Eur Child Adolesc Psychiatry 1997;6:88-95
Are the results of this systematic review of therapy valid?
- Was the assignment of patients to treatments randomised?
- Yes
- And was the randomisation list concealed?
- Unclear, but trial was crossover in design
- Were all patients who entered the trial accounted for at its conclusion? And were they analysed in the groups to which they were randomised?
- No dropouts reported in this in-patient trial
- Were patients and clinicians kept “blind” to which treatment was being received?
- Yes: two diets were prepared, a real diet and a “placebo” diet.
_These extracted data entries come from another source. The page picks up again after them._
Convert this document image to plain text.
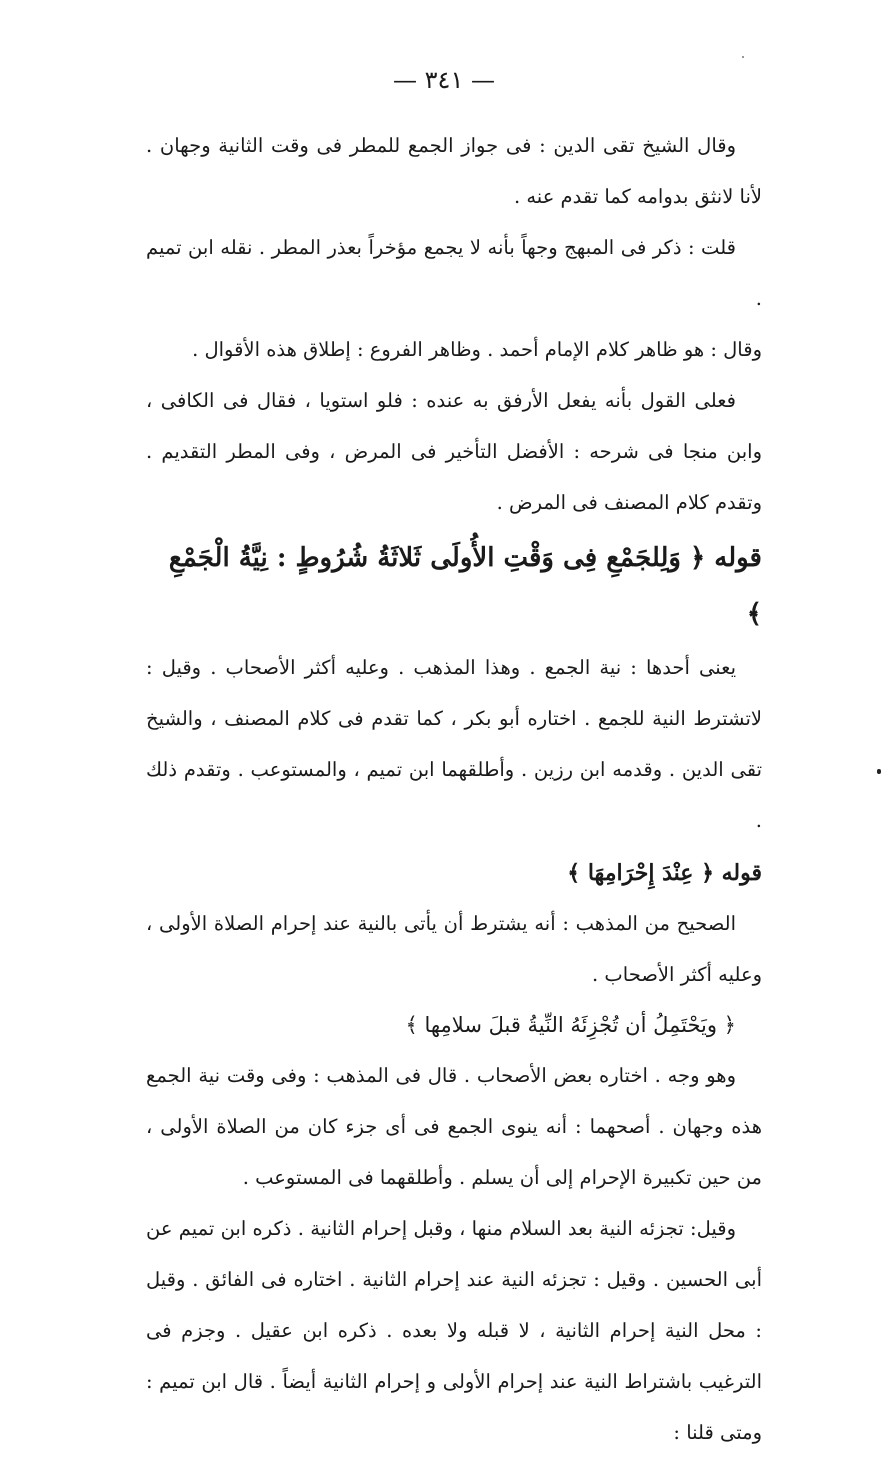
— ٣٤١ —

وقال الشيخ تقى الدين : فى جواز الجمع للمطر فى وقت الثانية وجهان . لأنا لانثق بدوامه كما تقدم عنه .

قلت : ذكر فى المبهج وجهاً بأنه لا يجمع مؤخراً بعذر المطر . نقله ابن تميم .

وقال : هو ظاهر كلام الإمام أحمد . وظاهر الفروع : إطلاق هذه الأقوال .

فعلى القول بأنه يفعل الأرفق به عنده : فلو استويا ، فقال فى الكافى ، وابن منجا فى شرحه : الأفضل التأخير فى المرض ، وفى المطر التقديم . وتقدم كلام المصنف فى المرض .

قوله ﴿ وَلِلجَمْعِ فِى وَقْتِ الأُولَى ثَلاثَةُ شُرُوطٍ : نِيَّةُ الْجَمْعِ ﴾

يعنى أحدها : نية الجمع . وهذا المذهب . وعليه أكثر الأصحاب . وقيل : لاتشترط النية للجمع . اختاره أبو بكر ، كما تقدم فى كلام المصنف ، والشيخ تقى الدين . وقدمه ابن رزين . وأطلقهما ابن تميم ، والمستوعب . وتقدم ذلك .

قوله ﴿ عِنْدَ إِحْرَامِهَا ﴾

الصحيح من المذهب : أنه يشترط أن يأتى بالنية عند إحرام الصلاة الأولى ، وعليه أكثر الأصحاب .

﴿ ويَحْتَمِلُ أن تُجْزِئَهُ النِّيةُ قبلَ سلامِها ﴾

وهو وجه . اختاره بعض الأصحاب . قال فى المذهب : وفى وقت نية الجمع هذه وجهان . أصحهما : أنه ينوى الجمع فى أى جزء كان من الصلاة الأولى ، من حين تكبيرة الإحرام إلى أن يسلم . وأطلقهما فى المستوعب .

وقيل: تجزئه النية بعد السلام منها ، وقبل إحرام الثانية . ذكره ابن تميم عن أبى الحسين . وقيل : تجزئه النية عند إحرام الثانية . اختاره فى الفائق . وقيل : محل النية إحرام الثانية ، لا قبله ولا بعده . ذكره ابن عقيل . وجزم فى الترغيب باشتراط النية عند إحرام الأولى و إحرام الثانية أيضاً . قال ابن تميم : ومتى قلنا :
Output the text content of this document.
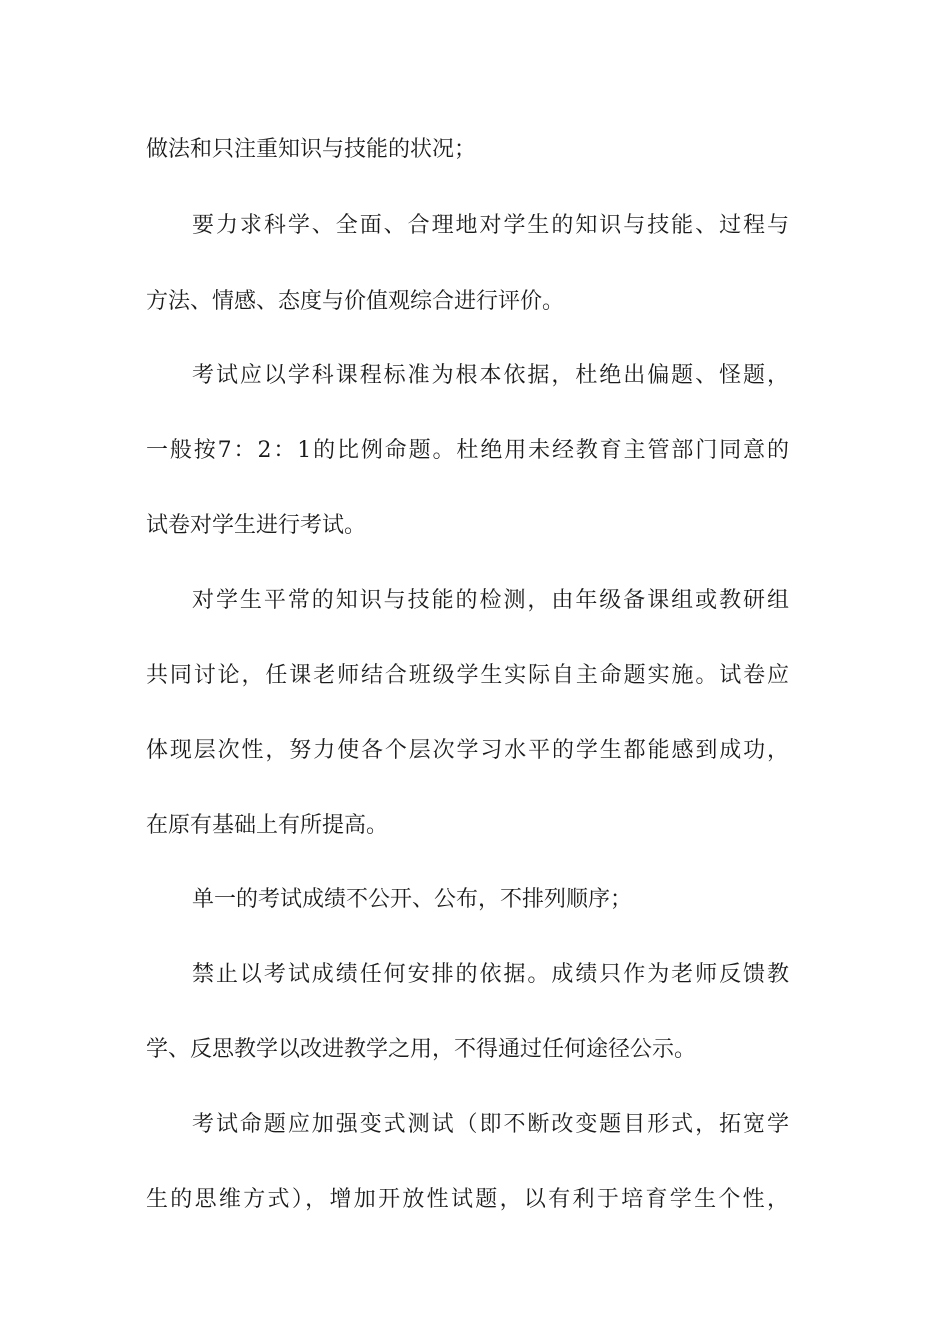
做法和只注重知识与技能的状况；

要力求科学、全面、合理地对学生的知识与技能、过程与

方法、情感、态度与价值观综合进行评价。

考试应以学科课程标准为根本依据，杜绝出偏题、怪题，

一般按7：2：1的比例命题。杜绝用未经教育主管部门同意的

试卷对学生进行考试。

对学生平常的知识与技能的检测，由年级备课组或教研组

共同讨论，任课老师结合班级学生实际自主命题实施。试卷应

体现层次性，努力使各个层次学习水平的学生都能感到成功，

在原有基础上有所提高。

单一的考试成绩不公开、公布，不排列顺序；

禁止以考试成绩任何安排的依据。成绩只作为老师反馈教

学、反思教学以改进教学之用，不得通过任何途径公示。

考试命题应加强变式测试（即不断改变题目形式，拓宽学

生的思维方式），增加开放性试题，以有利于培育学生个性，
Children were unable to tell them apart; other relevant staff were not allowed on ward at mealtimes
- Aside from the experimental treatment, were the groups treated equally?
- Yes, see above
- Were the groups similar at the start of the trial?
- Yes (crossover trial)
Are the valid results of this randomised trial important?
Calculations:
Less than a 25% better response on two of three behavioural outcomes comparing phases | Relative Risk Reduction (RRR) | Absolute Risk Reduction (ARR) | Number Needed to Treat (NNT) | |
---|---|---|---|---|
CER | EER | (CER – EER)/CER | CER – EER | 1/ARR |
96% | 76% |
(96% – 76%) / 96% = 21% |
96% – 76% = 20% |
1/20% = 5 pts |
Can you apply this valid, important evidence about a treatment in caring for your patient?
Do these results apply to your patient?
- Is your patient so different from those in the trial that its results can’t help you?
- Severity is probably less than those in the trial, but otherwise child is similar
- How great would the potential benefit of therapy actually be for your individual patient?
- Assume that we do not expect improvement in this child
Method I: f
Risk of the outcome in your patient, relative to patients in the trial.
Expressed as a decimal:_1____
NNT/f = __5_/__1_ = 5
(NNT for patients like yours)
Are your patient’s values and preferences satisfied by the regimen and its consequences?
- Do your patient and you have a clear assessment of their values and preferences?
- Need to find out.
- Are they met by this regimen and its consequences?
- Need to discuss whether family is prepared to deal with social consequences of a restricted diet. Possible need for referral to dietician.
Children with hyperactivity: Restricted diet controls reduces behavioural problems in some
Clinical Bottom Line
An oligoantigenic diet improves behaviour scores by more than 25% in 1 in 5 children with attention deficit disorder and / or conduct disorder.
Citation
Schmidt MH, Mocks P, Lay B, Eisert HG, Fojkar R, Fritz Sigmund D, Marcus A, Musaeus B.
Does oligoantigenic diet influence hyperactive/conduct-disordered children–a controlled trial.
Eur Child Adolesc Psychiatry 1997;6:88-95
Clinical Question
In children with hyperactivity, does any form of dietary modification improve behaviour?
Search Terms
Cochrane Library for “diet” or “food” or “allergy” with “hyperactivity” or “attention deficit”
The Study
- Children admitted to a psychiatric ward for hyperactivity or problem behaviour. 60% of sample had severe attention deficit hyperactivity disorder or severe conduct disorder or both.
- Randomised, crossover trial
- In treatment phase, subjects fed an “oligoantigenic diet” consisting of lamb, turkey, rice, potatoes, cabbage, carrots, apple and banana. In control phase, ate foods assumed to be antigenic (e.g. cereals) and to which food additives had been added.
- All foods cooked by same dietician; subjects unable to distinguish the diets; teachers and observers not allowed on ward during meals.
- Behavioural outcomes measured in ward, classroom and test situations.
- Successful outcome was defined as 25% better response on at least two situations.
The Evidence
Outcome | Time to Outcome | RRR | ARR | 95% CI | NNT | 95% CI |
---|---|---|---|---|---|---|
Lack of response | During treatment week | 21% | 20% | 7% to 33% | 5 | 3 to 14 |
Comments
- Diet only likely to be successful in motivated families.
- Supervision needed in the medium term to prevent possibility of malnutrition.